Annotation incompleteness is a problematic issue when measuring semantic
functional similarity of biological sequences since they can only capture a
limited amount of all the semantic aspects the sequences may encompass. METHODS:
Instead of relying uniquely on single (reductive) metrics, this work proposes a
comprehensive approach for assessing functional coherence within protein sets.
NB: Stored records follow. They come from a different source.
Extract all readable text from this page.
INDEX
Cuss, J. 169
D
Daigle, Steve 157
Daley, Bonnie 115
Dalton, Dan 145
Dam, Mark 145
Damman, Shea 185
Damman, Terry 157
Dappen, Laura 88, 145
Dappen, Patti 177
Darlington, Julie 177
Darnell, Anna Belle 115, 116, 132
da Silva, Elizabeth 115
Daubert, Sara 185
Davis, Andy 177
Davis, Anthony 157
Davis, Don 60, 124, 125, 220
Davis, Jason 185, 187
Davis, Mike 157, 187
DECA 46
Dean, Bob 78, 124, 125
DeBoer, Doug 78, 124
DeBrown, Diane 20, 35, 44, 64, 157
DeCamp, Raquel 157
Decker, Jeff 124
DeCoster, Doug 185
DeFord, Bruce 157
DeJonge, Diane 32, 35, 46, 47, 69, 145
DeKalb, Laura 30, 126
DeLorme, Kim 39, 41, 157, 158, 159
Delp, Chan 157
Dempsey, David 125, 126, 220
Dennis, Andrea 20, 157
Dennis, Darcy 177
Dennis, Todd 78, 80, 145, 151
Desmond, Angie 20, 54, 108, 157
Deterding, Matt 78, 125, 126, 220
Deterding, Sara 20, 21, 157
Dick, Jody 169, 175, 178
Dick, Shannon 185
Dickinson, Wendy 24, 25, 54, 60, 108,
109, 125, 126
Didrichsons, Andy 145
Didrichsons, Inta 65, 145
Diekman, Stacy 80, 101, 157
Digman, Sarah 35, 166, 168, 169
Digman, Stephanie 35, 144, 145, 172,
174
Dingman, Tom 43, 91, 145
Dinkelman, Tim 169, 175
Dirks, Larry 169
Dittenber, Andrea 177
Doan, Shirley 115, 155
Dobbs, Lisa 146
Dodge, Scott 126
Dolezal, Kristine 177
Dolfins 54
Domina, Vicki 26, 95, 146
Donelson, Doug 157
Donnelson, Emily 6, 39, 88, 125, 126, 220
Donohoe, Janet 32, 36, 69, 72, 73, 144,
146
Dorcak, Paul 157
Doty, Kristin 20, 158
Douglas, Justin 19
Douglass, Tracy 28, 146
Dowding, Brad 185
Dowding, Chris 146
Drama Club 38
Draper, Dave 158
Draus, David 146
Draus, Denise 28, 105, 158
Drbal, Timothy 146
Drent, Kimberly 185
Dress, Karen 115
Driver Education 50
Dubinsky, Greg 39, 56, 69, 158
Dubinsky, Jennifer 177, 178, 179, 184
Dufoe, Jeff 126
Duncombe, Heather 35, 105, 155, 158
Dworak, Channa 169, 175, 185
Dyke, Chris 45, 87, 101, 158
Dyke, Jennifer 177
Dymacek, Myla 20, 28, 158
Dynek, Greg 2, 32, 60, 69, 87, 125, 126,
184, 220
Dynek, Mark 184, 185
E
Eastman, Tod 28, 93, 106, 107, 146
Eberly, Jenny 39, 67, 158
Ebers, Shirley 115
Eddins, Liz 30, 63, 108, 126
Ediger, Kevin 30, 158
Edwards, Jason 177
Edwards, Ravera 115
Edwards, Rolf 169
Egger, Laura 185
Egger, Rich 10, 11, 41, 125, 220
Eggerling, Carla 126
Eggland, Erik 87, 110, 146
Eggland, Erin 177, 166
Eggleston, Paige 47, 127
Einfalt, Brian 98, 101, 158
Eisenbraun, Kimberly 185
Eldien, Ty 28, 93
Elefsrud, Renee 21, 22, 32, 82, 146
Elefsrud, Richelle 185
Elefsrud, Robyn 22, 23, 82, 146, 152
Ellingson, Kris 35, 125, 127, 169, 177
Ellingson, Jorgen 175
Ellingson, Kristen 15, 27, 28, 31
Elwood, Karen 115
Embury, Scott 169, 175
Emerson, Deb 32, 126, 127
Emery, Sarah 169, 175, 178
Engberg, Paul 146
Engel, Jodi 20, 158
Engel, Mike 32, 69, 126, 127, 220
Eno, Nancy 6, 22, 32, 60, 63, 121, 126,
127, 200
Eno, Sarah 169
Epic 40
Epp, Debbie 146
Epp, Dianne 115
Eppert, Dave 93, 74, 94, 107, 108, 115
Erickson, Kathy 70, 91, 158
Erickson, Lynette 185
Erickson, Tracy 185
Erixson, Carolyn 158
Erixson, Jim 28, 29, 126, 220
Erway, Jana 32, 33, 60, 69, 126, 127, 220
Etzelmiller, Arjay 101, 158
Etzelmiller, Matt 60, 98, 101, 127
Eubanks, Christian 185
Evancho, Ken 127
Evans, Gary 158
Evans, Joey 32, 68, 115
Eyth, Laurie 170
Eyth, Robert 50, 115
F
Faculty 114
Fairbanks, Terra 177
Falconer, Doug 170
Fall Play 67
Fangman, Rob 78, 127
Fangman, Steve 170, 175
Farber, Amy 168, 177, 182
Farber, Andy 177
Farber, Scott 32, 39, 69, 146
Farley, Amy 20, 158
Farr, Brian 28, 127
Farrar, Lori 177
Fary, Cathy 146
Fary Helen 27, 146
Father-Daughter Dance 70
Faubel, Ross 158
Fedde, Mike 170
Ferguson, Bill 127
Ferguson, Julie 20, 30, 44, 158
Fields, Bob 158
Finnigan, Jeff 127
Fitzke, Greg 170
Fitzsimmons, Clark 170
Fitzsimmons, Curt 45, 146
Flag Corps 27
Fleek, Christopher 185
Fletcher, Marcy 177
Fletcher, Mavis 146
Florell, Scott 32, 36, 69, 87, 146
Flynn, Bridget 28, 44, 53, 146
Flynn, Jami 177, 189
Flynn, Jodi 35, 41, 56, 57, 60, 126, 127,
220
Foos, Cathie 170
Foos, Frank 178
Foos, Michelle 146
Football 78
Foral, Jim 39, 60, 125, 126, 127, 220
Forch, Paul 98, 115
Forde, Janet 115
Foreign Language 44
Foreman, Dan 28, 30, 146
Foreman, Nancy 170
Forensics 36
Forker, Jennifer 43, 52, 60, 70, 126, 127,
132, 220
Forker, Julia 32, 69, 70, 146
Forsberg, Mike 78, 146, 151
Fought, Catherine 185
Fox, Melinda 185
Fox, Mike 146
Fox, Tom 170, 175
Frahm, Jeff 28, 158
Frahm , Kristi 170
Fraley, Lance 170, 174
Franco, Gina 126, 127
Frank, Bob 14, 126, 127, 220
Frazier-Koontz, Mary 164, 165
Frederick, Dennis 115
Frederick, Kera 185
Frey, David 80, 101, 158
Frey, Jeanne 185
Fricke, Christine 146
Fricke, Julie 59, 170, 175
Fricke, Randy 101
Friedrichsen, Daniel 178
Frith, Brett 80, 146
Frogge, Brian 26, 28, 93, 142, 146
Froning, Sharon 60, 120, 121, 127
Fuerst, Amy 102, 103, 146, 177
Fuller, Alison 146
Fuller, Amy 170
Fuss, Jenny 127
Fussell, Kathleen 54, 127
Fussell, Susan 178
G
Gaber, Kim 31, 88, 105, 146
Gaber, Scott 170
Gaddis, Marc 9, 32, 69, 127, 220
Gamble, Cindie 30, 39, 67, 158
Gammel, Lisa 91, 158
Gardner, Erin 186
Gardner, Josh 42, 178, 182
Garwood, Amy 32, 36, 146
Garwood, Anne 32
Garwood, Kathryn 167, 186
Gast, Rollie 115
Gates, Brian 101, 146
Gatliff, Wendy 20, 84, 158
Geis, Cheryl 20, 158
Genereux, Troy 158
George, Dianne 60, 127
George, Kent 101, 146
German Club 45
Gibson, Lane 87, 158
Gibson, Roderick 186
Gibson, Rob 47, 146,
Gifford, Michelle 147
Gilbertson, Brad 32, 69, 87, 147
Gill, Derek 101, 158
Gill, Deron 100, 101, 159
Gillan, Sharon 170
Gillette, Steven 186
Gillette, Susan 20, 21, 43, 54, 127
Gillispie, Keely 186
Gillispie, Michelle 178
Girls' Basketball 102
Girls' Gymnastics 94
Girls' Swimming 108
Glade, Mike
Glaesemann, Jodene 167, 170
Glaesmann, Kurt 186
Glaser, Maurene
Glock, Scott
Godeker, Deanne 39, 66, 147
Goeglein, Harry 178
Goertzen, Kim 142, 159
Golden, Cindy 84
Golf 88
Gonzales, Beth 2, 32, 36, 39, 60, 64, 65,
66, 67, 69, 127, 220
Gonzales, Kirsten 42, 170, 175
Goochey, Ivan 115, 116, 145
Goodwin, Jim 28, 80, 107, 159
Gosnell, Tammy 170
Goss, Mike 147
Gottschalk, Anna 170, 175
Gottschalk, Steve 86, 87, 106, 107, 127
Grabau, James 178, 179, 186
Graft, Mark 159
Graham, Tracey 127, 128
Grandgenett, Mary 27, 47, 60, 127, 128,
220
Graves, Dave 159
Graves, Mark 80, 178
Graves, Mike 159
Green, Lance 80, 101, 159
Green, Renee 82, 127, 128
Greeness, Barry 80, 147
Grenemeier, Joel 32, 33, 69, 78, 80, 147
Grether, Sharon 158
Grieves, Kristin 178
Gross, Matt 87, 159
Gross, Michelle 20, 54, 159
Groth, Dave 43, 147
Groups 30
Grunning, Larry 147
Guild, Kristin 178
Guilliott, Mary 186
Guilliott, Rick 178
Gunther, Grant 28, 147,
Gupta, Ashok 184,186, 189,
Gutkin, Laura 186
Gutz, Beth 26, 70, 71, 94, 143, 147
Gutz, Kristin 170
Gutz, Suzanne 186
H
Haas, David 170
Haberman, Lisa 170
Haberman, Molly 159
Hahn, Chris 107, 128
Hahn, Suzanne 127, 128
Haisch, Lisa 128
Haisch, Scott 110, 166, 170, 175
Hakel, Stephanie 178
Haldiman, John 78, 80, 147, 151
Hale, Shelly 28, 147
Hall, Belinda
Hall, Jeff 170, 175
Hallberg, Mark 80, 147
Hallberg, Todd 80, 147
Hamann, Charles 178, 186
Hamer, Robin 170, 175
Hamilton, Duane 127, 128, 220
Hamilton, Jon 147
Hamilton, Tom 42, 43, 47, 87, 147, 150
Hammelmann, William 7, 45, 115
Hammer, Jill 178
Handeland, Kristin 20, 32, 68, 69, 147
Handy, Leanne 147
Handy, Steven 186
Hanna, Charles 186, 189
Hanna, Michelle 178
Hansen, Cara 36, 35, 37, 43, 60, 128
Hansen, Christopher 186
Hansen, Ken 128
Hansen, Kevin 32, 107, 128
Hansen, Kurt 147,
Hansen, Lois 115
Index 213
The approach entails using visualization and term enrichment techniques anchored
in specific domain knowledge, such as a protein family. For that purpose we
evaluate two novel functional coherence metrics, mUI and mGIC that combine
aspects of semantic similarity measures and term enrichment. RESULTS: These
metrics were used to effectively capture and measure the local similarity cores
within protein sets. Hence, these metrics coupled with visualization tools allow
an improved grasp on three important functional annotation aspects: completeness,
agreement and coherence. CONCLUSIONS: Measuring the functional similarity between
proteins based on their annotations is a non trivial task. Several metrics exist
but due both to characteristics intrinsic to the nature of graphs and extrinsic
natures related to the process of annotation each measure can only capture
certain functional annotation aspects of proteins. Hence, when trying to measure
the functional coherence of a set of proteins a single metric is too reductive.
Therefore, it is valuable to be aware of how each employed similarity metric
works and what similarity aspects it can best capture. Here we test the behaviour
and resilience of some similarity metrics.